Sedang Membaca
Dari Rumah Kembali ke Rumah: Sebuah Pengalaman Keluarga ASN
Mastuki HS
Penulis Kolom

Dosen Islam Nusantara di UNUSIA Jakarta, Pengurus Pusat LPTNU, dan Kepala Pusat Registrasi dan Sertifikasi Halal BPJPH Kemenag RI. Menyelesaikan Program Doktor (Strata-3) Universitas Islam Negeri (UIN) Syarif Hidayatullah Jakarta (1997-2007) bidang Sejarah Sosial Pendidikan Islam. Menulis di jurnal dan beberapa buku, antara lain, "Kebangkitan Santri Cendekia: Jejak Historis, Basis Sosial dan Persebarannya" (Jakarta: Compass Pustaka, 2016)

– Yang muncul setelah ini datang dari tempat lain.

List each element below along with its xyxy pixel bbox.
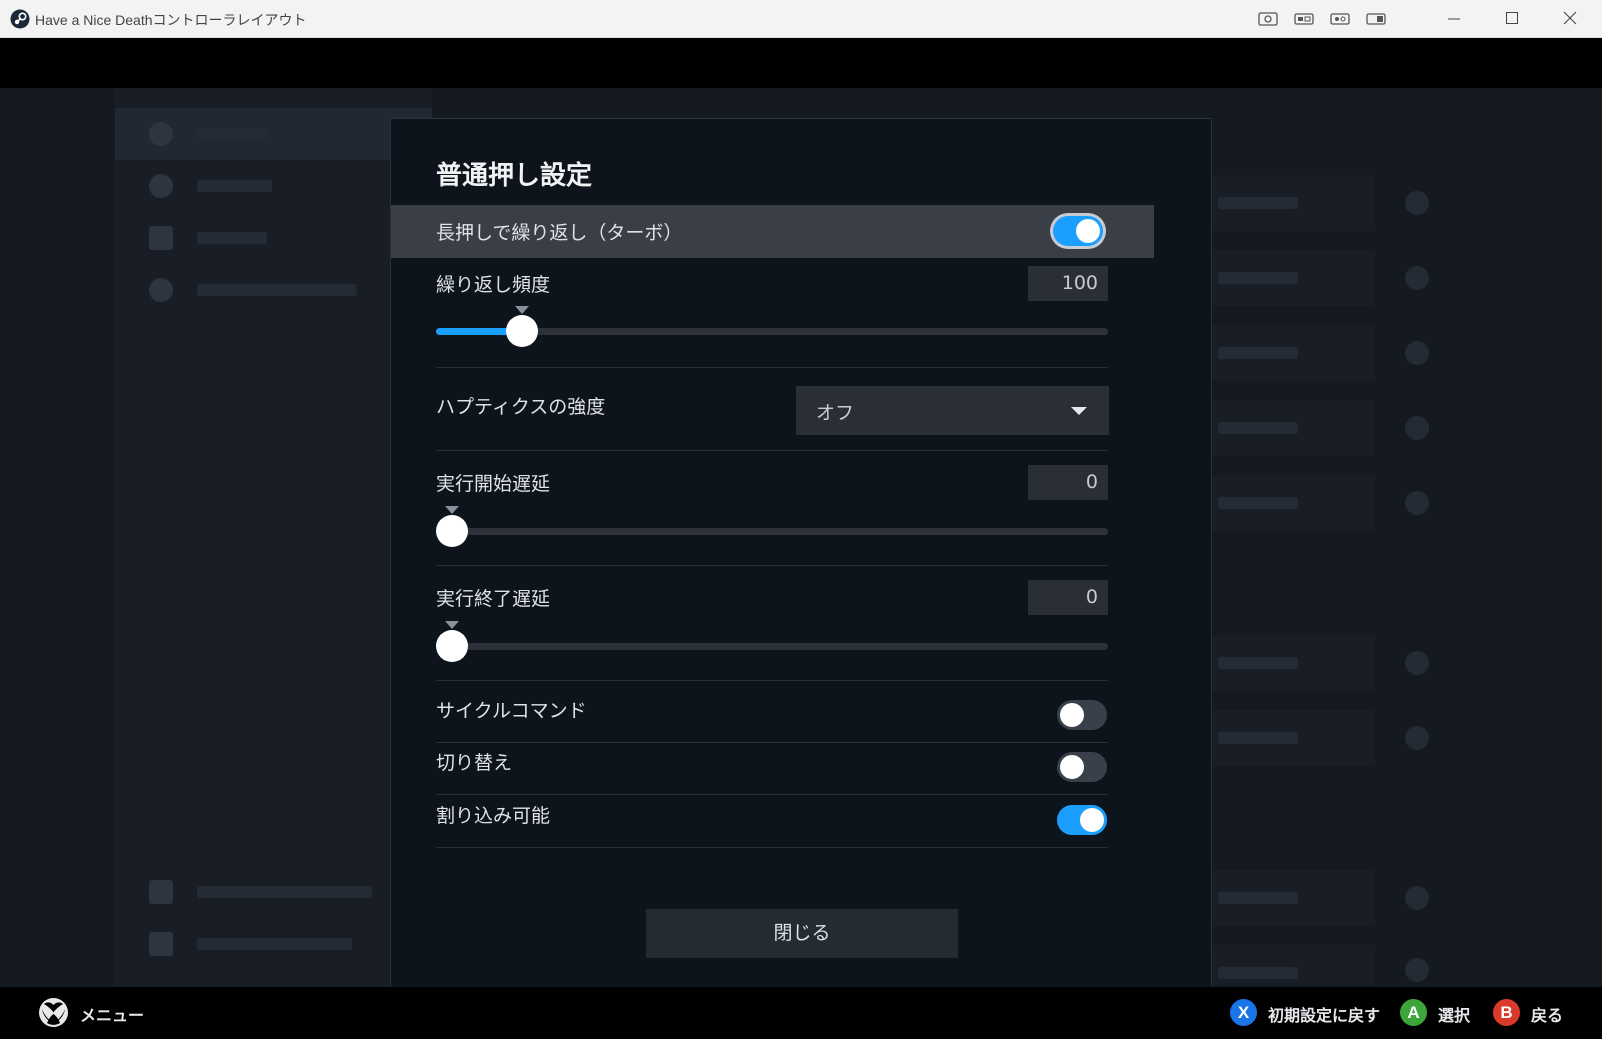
divider [436,565,1108,566]
gear-icon [1405,651,1429,675]
cycle-command-label: サイクルコマンド [436,700,587,722]
gear-icon [1405,726,1429,750]
window-titlebar: Have a Nice Deathコントローラレイアウト [0,0,1602,38]
background-binding-row [1200,400,1375,456]
repeat-rate-slider[interactable] [436,306,1108,347]
background-nav-item [115,264,432,316]
repeat-rate-label: 繰り返し頻度 [436,274,551,296]
end-delay-slider[interactable] [436,621,1108,662]
caret-down-icon [1071,407,1087,415]
background-binding-row [1200,175,1375,231]
reset-defaults-hint[interactable]: 初期設定に戻す [1268,1002,1380,1026]
b-button-icon[interactable]: B [1493,999,1520,1026]
background-binding-row [1200,250,1375,306]
radial-menu-icon [149,880,173,904]
default-tick-icon [445,506,459,514]
xbox-logo-icon[interactable] [38,997,69,1028]
minimize-icon [1448,18,1460,20]
gear-icon [1405,341,1429,365]
gamepad-view-icon[interactable] [1294,10,1314,28]
toggle-knob [1076,219,1100,243]
haptics-label: ハプティクスの強度 [436,396,606,418]
toggle-knob [1060,755,1084,779]
start-delay-slider[interactable] [436,506,1108,547]
background-nav-item [115,160,432,212]
end-delay-label: 実行終了遅延 [436,588,551,610]
press-settings-dialog: 普通押し設定 長押しで繰り返し（ターボ） 繰り返し頻度 100 ハプティクスの強… [390,118,1212,987]
turbo-label: 長押しで繰り返し（ターボ） [436,222,683,244]
slider-thumb[interactable] [436,515,468,547]
background-binding-row [1200,325,1375,381]
toggle-mode-toggle[interactable] [1057,752,1107,782]
top-band [0,38,1602,88]
menu-label[interactable]: メニュー [80,1002,144,1026]
start-delay-value[interactable]: 0 [1028,465,1108,500]
divider [436,680,1108,681]
toggle-knob [1080,808,1104,832]
close-button[interactable]: 閉じる [646,909,958,958]
action-set-icon [149,932,173,956]
minimize-button[interactable] [1426,0,1484,38]
repeat-rate-value[interactable]: 100 [1028,266,1108,301]
slider-thumb[interactable] [506,315,539,347]
gear-icon [1405,266,1429,290]
steam-icon [10,9,30,29]
cycle-command-toggle[interactable] [1057,700,1107,730]
button-icon [149,122,173,146]
turbo-toggle[interactable] [1053,216,1103,246]
divider [436,450,1108,451]
haptics-selected-value: オフ [816,402,855,424]
background-binding-row [1200,945,1375,985]
layout-view-icon[interactable] [1366,10,1386,28]
screenshot-tool-icon[interactable] [1258,10,1278,28]
controller-hint-bar: メニュー X 初期設定に戻す A 選択 B 戻る [0,987,1602,1039]
start-delay-label: 実行開始遅延 [436,473,551,495]
back-hint[interactable]: 戻る [1531,1002,1563,1026]
controller-view-icon[interactable] [1330,10,1350,28]
divider [436,742,1108,743]
default-tick-icon [515,306,530,314]
maximize-button[interactable] [1484,0,1542,38]
gear-icon [1405,416,1429,440]
background-nav-item [115,866,432,918]
slider-thumb[interactable] [436,630,468,662]
default-tick-icon [445,621,459,629]
toggle-mode-label: 切り替え [436,752,513,774]
gear-icon [1405,491,1429,515]
gear-icon [1405,958,1429,982]
gear-icon [1405,191,1429,215]
background-binding-row [1200,475,1375,531]
window-title: Have a Nice Deathコントローラレイアウト [35,12,307,28]
background-binding-row [1200,635,1375,691]
interruptible-toggle[interactable] [1057,805,1107,835]
background-binding-row [1200,870,1375,926]
turbo-row[interactable]: 長押しで繰り返し（ターボ） [391,205,1154,258]
x-button-icon[interactable]: X [1230,999,1257,1026]
trigger-icon [149,226,173,250]
dialog-title: 普通押し設定 [436,161,593,191]
background-nav-item [115,108,432,160]
maximize-icon [1506,12,1518,24]
toggle-knob [1060,703,1084,727]
haptics-dropdown[interactable]: オフ [796,386,1109,435]
divider [436,794,1108,795]
close-icon [1563,11,1577,25]
joystick-icon [149,278,173,302]
close-window-button[interactable] [1542,0,1600,38]
interruptible-label: 割り込み可能 [436,805,551,827]
gear-icon [1405,886,1429,910]
background-nav-item [115,918,432,970]
background-nav-item [115,212,432,264]
divider [436,367,1108,368]
background-binding-row [1200,710,1375,766]
a-button-icon[interactable]: A [1400,999,1427,1026]
select-hint[interactable]: 選択 [1438,1002,1470,1026]
dpad-icon [149,174,173,198]
end-delay-value[interactable]: 0 [1028,580,1108,615]
divider [436,847,1108,848]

Dari Rumah Kembali ke Rumah: Sebuah Pengalaman Keluarga ASN

1 A Amastuki

Biasanya, kepala keluarga ini berangkat pagi pulang petang atau malam, demi tanggung jawab mencari nafkah. Sebagai PNS (Aparatur Sipil Negara, ASN) ia bertanggung jawab dalam pelayanan umat. Tak jarang tugas keluar kota saban minggu, kerap dalam sebulan beberapa kali harus meninggalkan keluarganya.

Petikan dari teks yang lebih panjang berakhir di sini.